Of course, the power of the banks, through the Reserve Banks is not absolute. As noted above, the Banking Act of 1935 dramatically restricted the role that the Reserve Banks played previously.238 That political power is, however, one of the informal mechanisms of the Fed’s independence—or perhaps better, dependence—on the banks it regulates.
Bank participation is at the core of the Compromise of 1913. They are an essential audience for understanding how Fed independence functions, and how it evolves. Legally, private banks are granted direct access to their regulators by owning stock in the Reserve Banks, filling one third of the board seats, and selecting another third of the directors. There is nothing like this arrangement in the government as a matter of legal structure. The informal mechanisms of Fed-bank interaction magnify that proximity. The extent of that magnification is the question. More descriptive and empirical work is needed to assess the informal consequences of that statutory proximity.
The Fed has had an extraordinary century. Its future, including the ways in which it will continue to formulate and implement national and global economic policy, remains contested. As scholars and policy-makers continue to make sense of what the Fed has been, what it is, and what it should be, a robust understanding of the institutions of Fed independence—with an appropriate, nuanced understanding of the relationship between legal and non-legal institutions—can guide those heated debates. Without that understanding, the risk is not only that critics and defenders will talk past each other, but that they will talk past the institutional features of the Federal Reserve itself.
As this article has illustrated in detail, the Fed’s relationships with Congress, the President (and Secretary of the Treasury), and private banks (intermediated by the Reserve Banks) are regulated by institutions legal and non-legal, formal and informal. The assumption that law is the exclusive source of Fed independence is wrong. But the opposite assumption, that law is a charade, is also incorrect. Instead, this article has demonstrated that the legal and non-legal institutions interact with each other in important ways that will not be apparent without a solid understanding of both law and history.

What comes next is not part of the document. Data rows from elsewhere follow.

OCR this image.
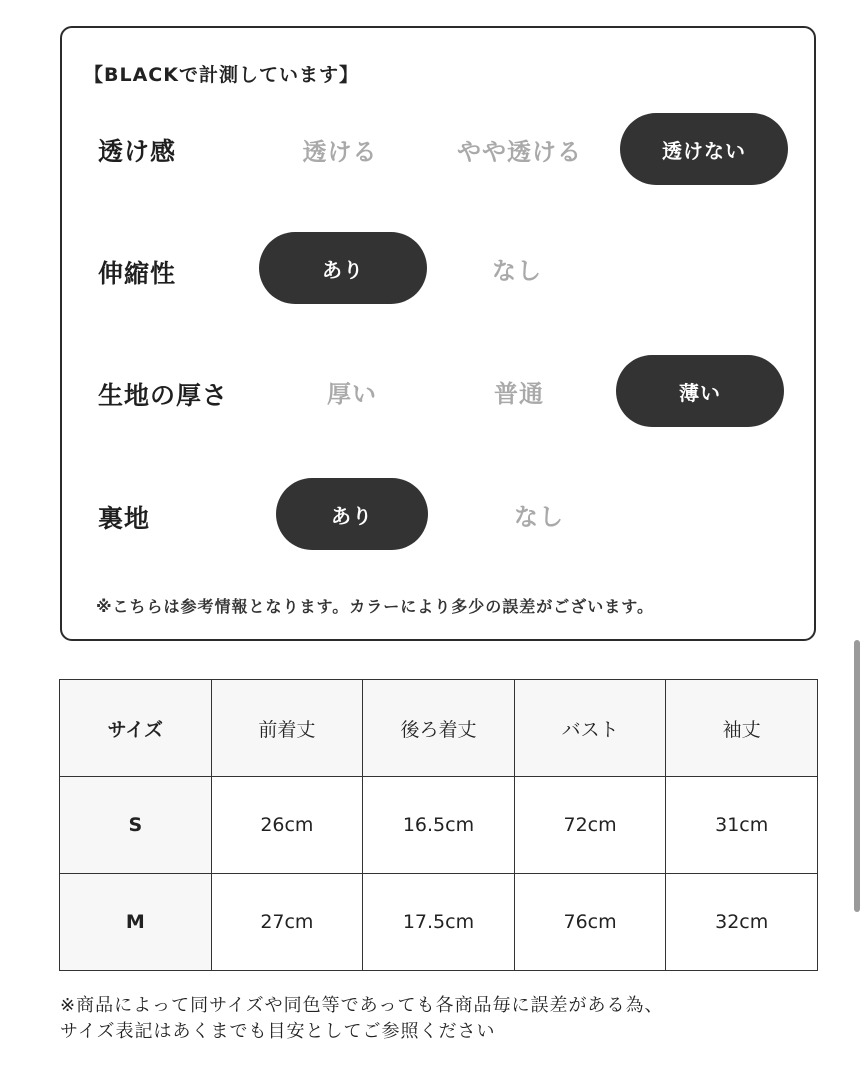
【BLACKで計測しています】
透け感	透ける	やや透ける	透けない
伸縮性	あり	なし
生地の厚さ	厚い	普通	薄い
裏地	あり	なし
※こちらは参考情報となります。カラーにより多少の誤差がございます。
サイズ	前着丈	後ろ着丈	バスト	袖丈
S	26cm	16.5cm	72cm	31cm
M	27cm	17.5cm	76cm	32cm
※商品によって同サイズや同色等であっても各商品毎に誤差がある為、
サイズ表記はあくまでも目安としてご参照ください
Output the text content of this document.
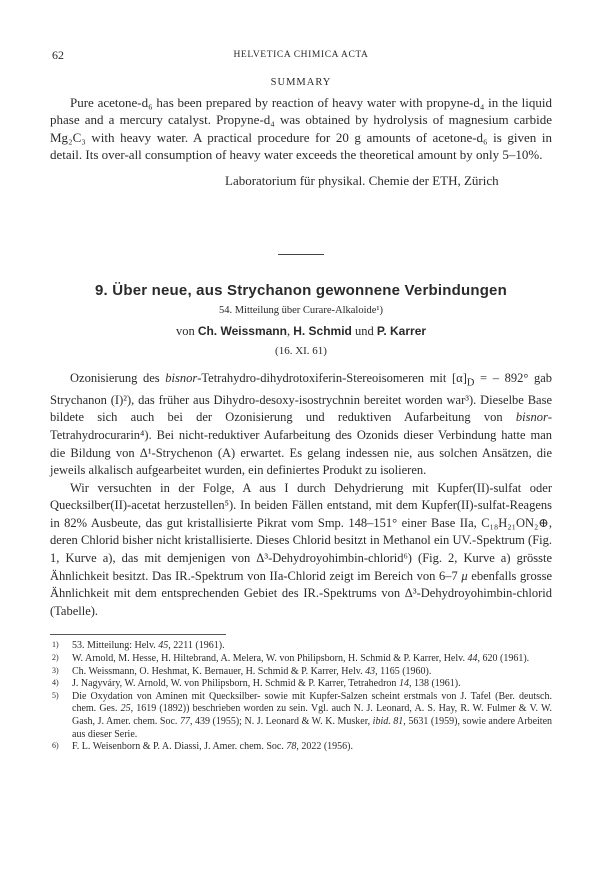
62	HELVETICA CHIMICA ACTA
SUMMARY

Pure acetone-d₆ has been prepared by reaction of heavy water with propyne-d₄ in the liquid phase and a mercury catalyst. Propyne-d₄ was obtained by hydrolysis of magnesium carbide Mg₂C₃ with heavy water. A practical procedure for 20 g amounts of acetone-d₆ is given in detail. Its over-all consumption of heavy water exceeds the theoretical amount by only 5–10%.

Laboratorium für physikal. Chemie der ETH, Zürich
9. Über neue, aus Strychanon gewonnene Verbindungen
54. Mitteilung über Curare-Alkaloide¹)
von Ch. Weissmann, H. Schmid und P. Karrer
(16. XI. 61)

Ozonisierung des bisnor-Tetrahydro-dihydrotoxiferin-Stereoisomeren mit $[\alpha]_D$ = – 892° gab Strychanon (I)²), das früher aus Dihydro-desoxy-isostrychnin bereitet worden war³). Dieselbe Base bildete sich auch bei der Ozonisierung und reduktiven Aufarbeitung von bisnor-Tetrahydrocurarin⁴). Bei nicht-reduktiver Aufarbeitung des Ozonids dieser Verbindung hatte man die Bildung von Δ¹-Strychenon (A) erwartet. Es gelang indessen nie, aus solchen Ansätzen, die jeweils alkalisch aufgearbeitet wurden, ein definiertes Produkt zu isolieren.

Wir versuchten in der Folge, A aus I durch Dehydrierung mit Kupfer(II)-sulfat oder Quecksilber(II)-acetat herzustellen⁵). In beiden Fällen entstand, mit dem Kupfer(II)-sulfat-Reagens in 82% Ausbeute, das gut kristallisierte Pikrat vom Smp. 148–151° einer Base IIa, C₁₈H₂₁ON₂⊕, deren Chlorid bisher nicht kristallisierte. Dieses Chlorid besitzt in Methanol ein UV.-Spektrum (Fig. 1, Kurve a), das mit demjenigen von Δ³-Dehydroyohimbin-chlorid⁶) (Fig. 2, Kurve a) grösste Ähnlichkeit besitzt. Das IR.-Spektrum von IIa-Chlorid zeigt im Bereich von 6–7 μ ebenfalls grosse Ähnlichkeit mit dem entsprechenden Gebiet des IR.-Spektrums von Δ³-Dehydroyohimbin-chlorid (Tabelle).

1) 53. Mitteilung: Helv. 45, 2211 (1961).
2) W. Arnold, M. Hesse, H. Hiltebrand, A. Melera, W. von Philipsborn, H. Schmid & P. Karrer, Helv. 44, 620 (1961).
3) Ch. Weissmann, O. Heshmat, K. Bernauer, H. Schmid & P. Karrer, Helv. 43, 1165 (1960).
4) J. Nagyváry, W. Arnold, W. von Philipsborn, H. Schmid & P. Karrer, Tetrahedron 14, 138 (1961).
5) Die Oxydation von Aminen mit Quecksilber- sowie mit Kupfer-Salzen scheint erstmals von J. Tafel (Ber. deutsch. chem. Ges. 25, 1619 (1892)) beschrieben worden zu sein. Vgl. auch N. J. Leonard, A. S. Hay, R. W. Fulmer & V. W. Gash, J. Amer. chem. Soc. 77, 439 (1955); N. J. Leonard & W. K. Musker, ibid. 81, 5631 (1959), sowie andere Arbeiten aus dieser Serie.
6) F. L. Weisenborn & P. A. Diassi, J. Amer. chem. Soc. 78, 2022 (1956).
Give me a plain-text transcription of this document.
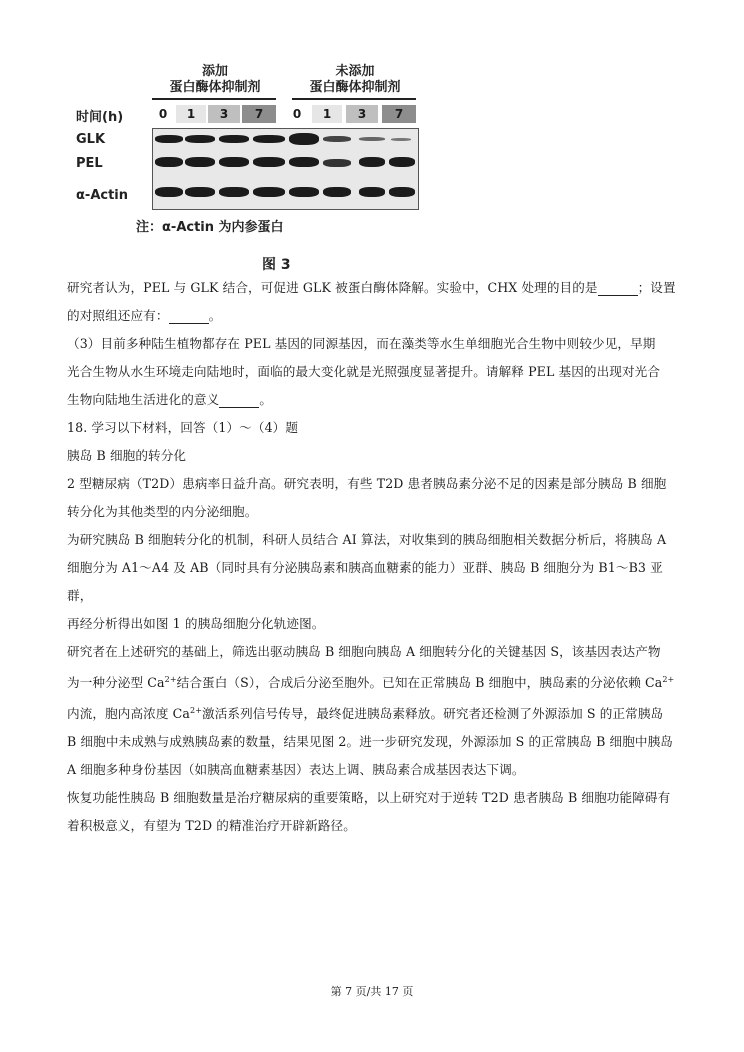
添加
蛋白酶体抑制剂
未添加
蛋白酶体抑制剂
时间(h)	0	1	3	7	0	1	3	7
GLK
PEL
α-Actin
注：α-Actin 为内参蛋白
图 3

研究者认为，PEL 与 GLK 结合，可促进 GLK 被蛋白酶体降解。实验中，CHX 处理的目的是	；设置

的对照组还应有：	。

（3）目前多种陆生植物都存在 PEL 基因的同源基因，而在藻类等水生单细胞光合生物中则较少见，早期

光合生物从水生环境走向陆地时，面临的最大变化就是光照强度显著提升。请解释 PEL 基因的出现对光合

生物向陆地生活进化的意义	。

18. 学习以下材料，回答（1）～（4）题

胰岛 B 细胞的转分化

2 型糖尿病（T2D）患病率日益升高。研究表明，有些 T2D 患者胰岛素分泌不足的因素是部分胰岛 B 细胞

转分化为其他类型的内分泌细胞。

为研究胰岛 B 细胞转分化的机制，科研人员结合 AI 算法，对收集到的胰岛细胞相关数据分析后，将胰岛 A

细胞分为 A1～A4 及 AB（同时具有分泌胰岛素和胰高血糖素的能力）亚群、胰岛 B 细胞分为 B1～B3 亚群，

再经分析得出如图 1 的胰岛细胞分化轨迹图。

研究者在上述研究的基础上，筛选出驱动胰岛 B 细胞向胰岛 A 细胞转分化的关键基因 S，该基因表达产物

为一种分泌型 $Ca^{2+}$结合蛋白（S），合成后分泌至胞外。已知在正常胰岛 B 细胞中，胰岛素的分泌依赖 $Ca^{2+}$

内流，胞内高浓度 $Ca^{2+}$激活系列信号传导，最终促进胰岛素释放。研究者还检测了外源添加 S 的正常胰岛

B 细胞中未成熟与成熟胰岛素的数量，结果见图 2。进一步研究发现，外源添加 S 的正常胰岛 B 细胞中胰岛

A 细胞多种身份基因（如胰高血糖素基因）表达上调、胰岛素合成基因表达下调。

恢复功能性胰岛 B 细胞数量是治疗糖尿病的重要策略，以上研究对于逆转 T2D 患者胰岛 B 细胞功能障碍有

着积极意义，有望为 T2D 的精准治疗开辟新路径。

第 7 页/共 17 页
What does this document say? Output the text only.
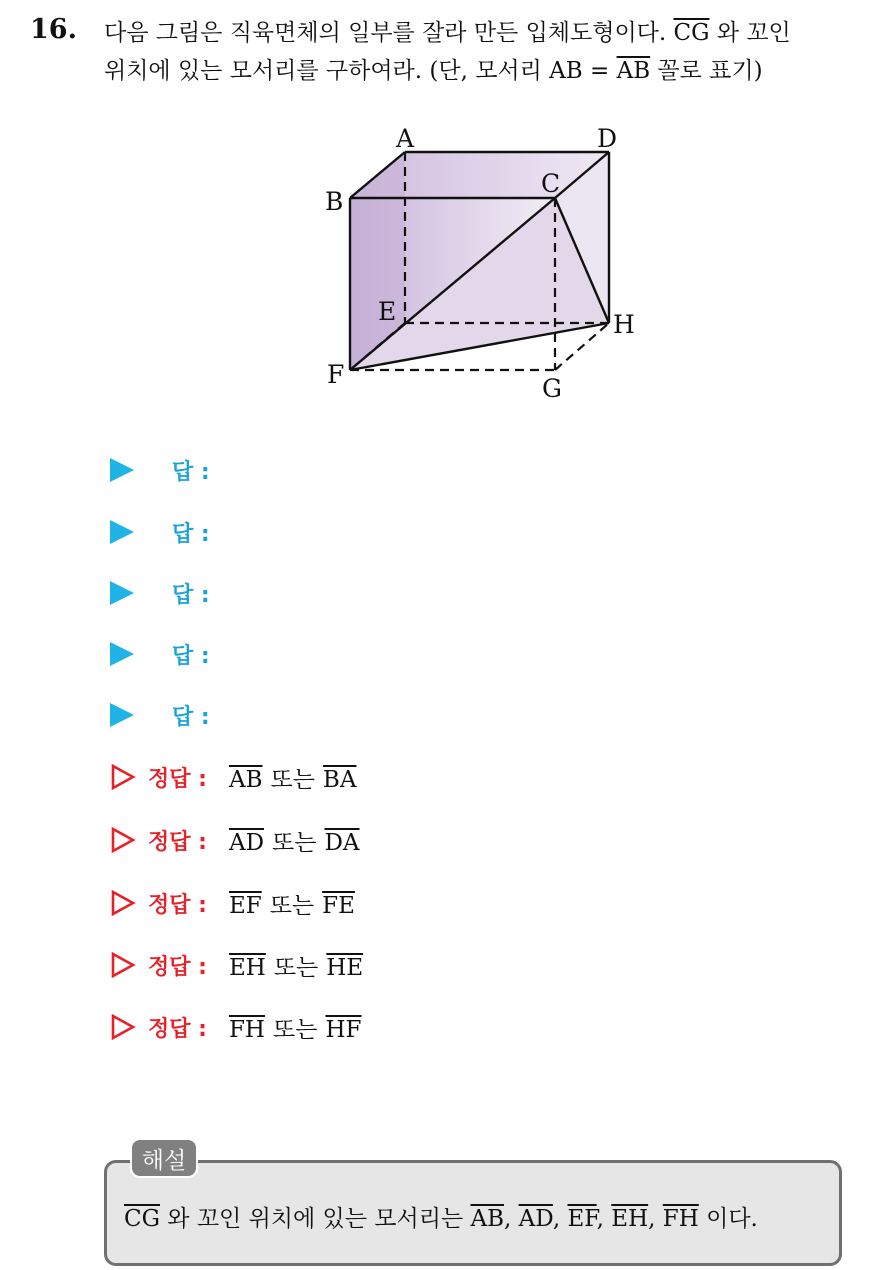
16. 다음 그림은 직육면체의 일부를 잘라 만든 입체도형이다. $\overline{CG}$ 와 꼬인
위치에 있는 모서리를 구하여라. (단, 모서리 AB = $\overline{AB}$ 꼴로 표기)
A	D
B
C
E	H
F	G
답 :
답 :
답 :
답 :
답 :
정답 : $\overline{AB}$ 또는 $\overline{BA}$
정답 : $\overline{AD}$ 또는 $\overline{DA}$
정답 : $\overline{EF}$ 또는 $\overline{FE}$
정답 : $\overline{EH}$ 또는 $\overline{HE}$
정답 : $\overline{FH}$ 또는 $\overline{HF}$
해설
$\overline{CG}$ 와 꼬인 위치에 있는 모서리는 $\overline{AB}$, $\overline{AD}$, $\overline{EF}$, $\overline{EH}$, $\overline{FH}$ 이다.
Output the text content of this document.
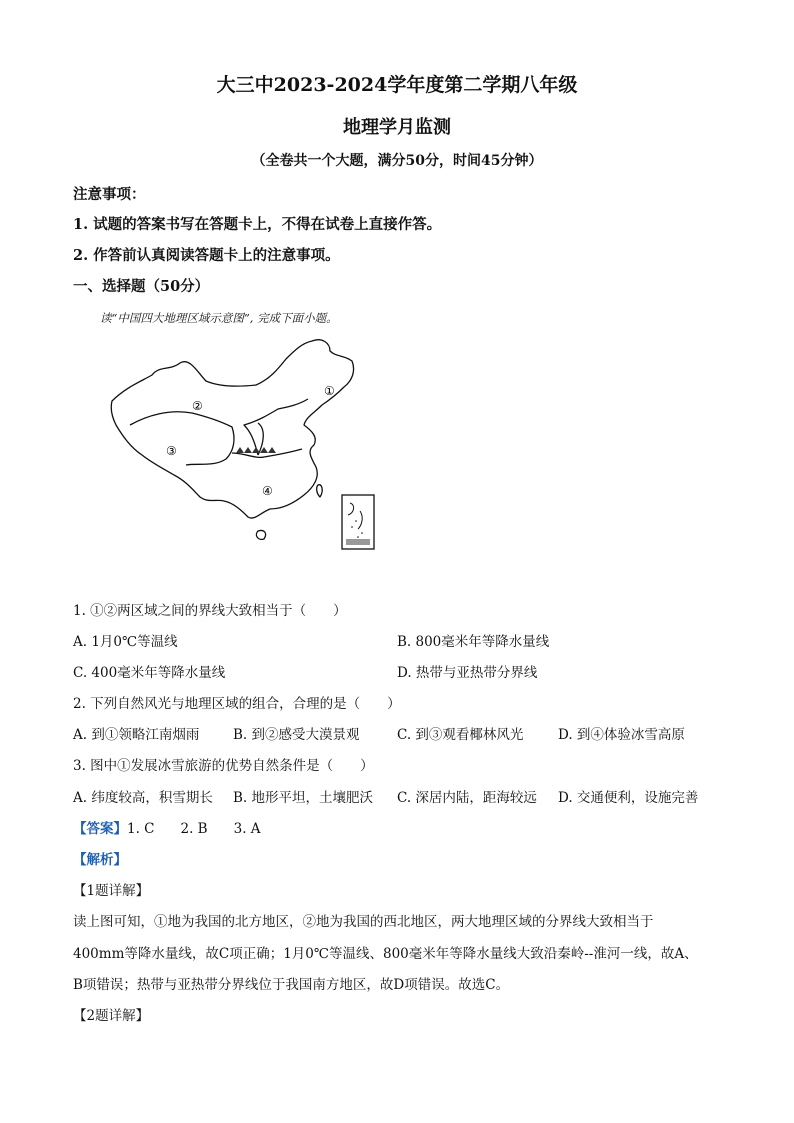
大三中2023-2024学年度第二学期八年级
地理学月监测
（全卷共一个大题，满分50分，时间45分钟）
注意事项：
1. 试题的答案书写在答题卡上，不得在试卷上直接作答。
2. 作答前认真阅读答题卡上的注意事项。
一、选择题（50分）
读“中国四大地理区域示意图”, 完成下面小题。
①
②
③
④
1. ①②两区域之间的界线大致相当于（　　）
A. 1月0℃等温线	B. 800毫米年等降水量线
C. 400毫米年等降水量线	D. 热带与亚热带分界线
2. 下列自然风光与地理区域的组合，合理的是（　　）
A. 到①领略江南烟雨 B. 到②感受大漠景观	C. 到③观看椰林风光	D. 到④体验冰雪高原
3. 图中①发展冰雪旅游的优势自然条件是（　　）
A. 纬度较高，积雪期长 B. 地形平坦，土壤肥沃 C. 深居内陆，距海较远 D. 交通便利，设施完善
【答案】1. C 2. B 3. A
【解析】
【1题详解】
读上图可知，①地为我国的北方地区，②地为我国的西北地区，两大地理区域的分界线大致相当于
400mm等降水量线，故C项正确；1月0℃等温线、800毫米年等降水量线大致沿秦岭--淮河一线，故A、
B项错误；热带与亚热带分界线位于我国南方地区，故D项错误。故选C。
【2题详解】
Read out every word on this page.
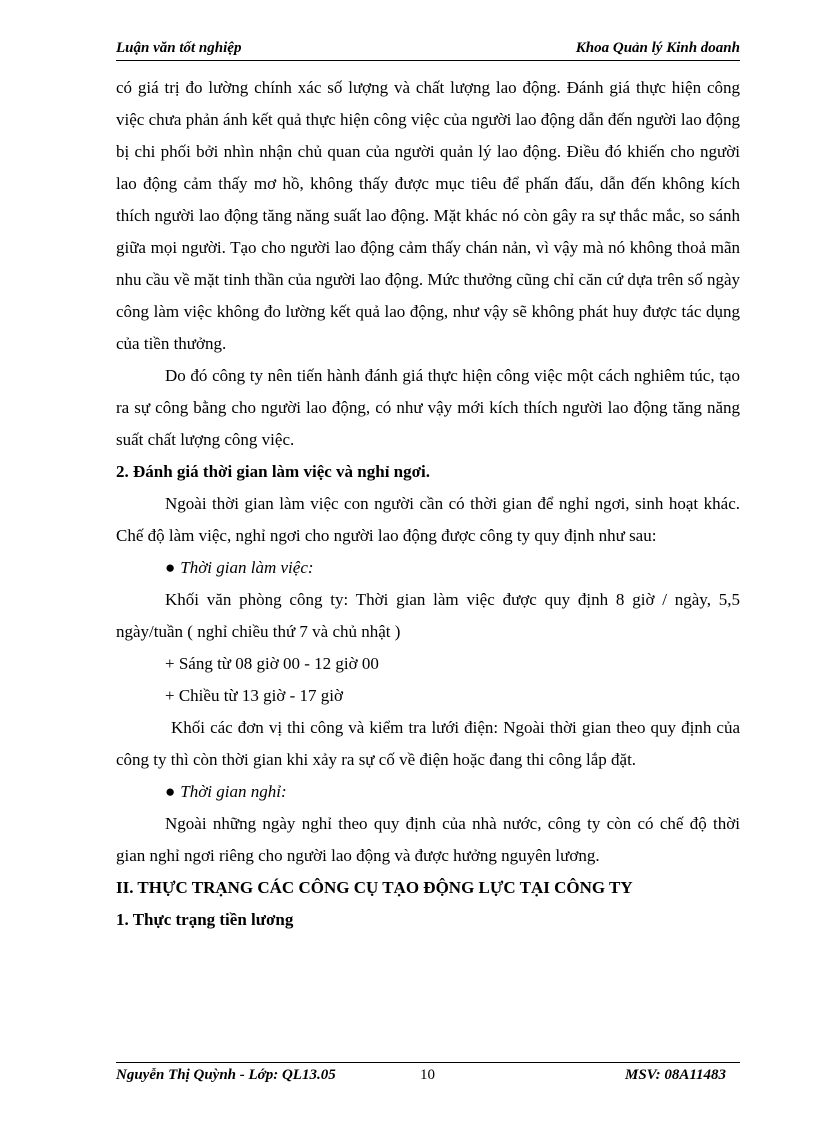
Luận văn tốt nghiệp	Khoa Quản lý Kinh doanh

có giá trị đo lường chính xác số lượng và chất lượng lao động. Đánh giá thực hiện công việc chưa phản ánh kết quả thực hiện công việc của người lao động dẫn đến người lao động bị chi phối bởi nhìn nhận chủ quan của người quản lý lao động. Điều đó khiến cho người lao động cảm thấy mơ hồ, không thấy được mục tiêu để phấn đấu, dẫn đến không kích thích người lao động tăng năng suất lao động. Mặt khác nó còn gây ra sự thắc mắc, so sánh giữa mọi người. Tạo cho người lao động cảm thấy chán nản, vì vậy mà nó không thoả mãn nhu cầu về mặt tinh thần của người lao động. Mức thưởng cũng chỉ căn cứ dựa trên số ngày công làm việc không đo lường kết quả lao động, như vậy sẽ không phát huy được tác dụng của tiền thưởng.

Do đó công ty nên tiến hành đánh giá thực hiện công việc một cách nghiêm túc, tạo ra sự công bằng cho người lao động, có như vậy mới kích thích người lao động tăng năng suất chất lượng công việc.

2. Đánh giá thời gian làm việc và nghỉ ngơi.

Ngoài thời gian làm việc con người cần có thời gian để nghỉ ngơi, sinh hoạt khác. Chế độ làm việc, nghỉ ngơi cho người lao động được công ty quy định như sau:

● Thời gian làm việc:

Khối văn phòng công ty: Thời gian làm việc được quy định 8 giờ / ngày, 5,5 ngày/tuần ( nghỉ chiều thứ 7 và chủ nhật )

+ Sáng từ 08 giờ 00 - 12 giờ 00

+ Chiều từ 13 giờ - 17 giờ

Khối các đơn vị thi công và kiểm tra lưới điện: Ngoài thời gian theo quy định của công ty thì còn thời gian khi xảy ra sự cố về điện hoặc đang thi công lắp đặt.

● Thời gian nghỉ:

Ngoài những ngày nghỉ theo quy định của nhà nước, công ty còn có chế độ thời gian nghỉ ngơi riêng cho người lao động và được hưởng nguyên lương.

II. THỰC TRẠNG CÁC CÔNG CỤ TẠO ĐỘNG LỰC TẠI CÔNG TY

1. Thực trạng tiền lương

Nguyễn Thị Quỳnh - Lớp: QL13.05	10	MSV: 08A11483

The prominence of the Federal Reserve is surely sufficient to justify the more comprehensive understanding of the institutions of Fed independence. But there are other public policy reasons why an evaluation of the Fed is important, and looming. The question of Fed independence is a perennially contested one. Is an independent Fed, as Chair Martin claimed, “the primary bulwark of the free enterprise system”?239 Or is the Fed’s independence largely responsible for the financial crisis, as Nobel-prize winning economist Joseph Stiglitz has suggested?240
This article has sought to show that both views of Fed independence are essentially nonsensical without further specification. Instead of categorical conclusions regarding the defensibility of Fed independence, this article supports a more cautious approach that places Fed independence within a context of multiple parties, but also within the broader context of legal and non-legal institutions. Thus, the effort here aims not to pass judgment on law reform debates or to propose wholesale rejection of specific institutional arrangements, but instead to set the parameters for those debates—academic and popular—so that they can be more productive.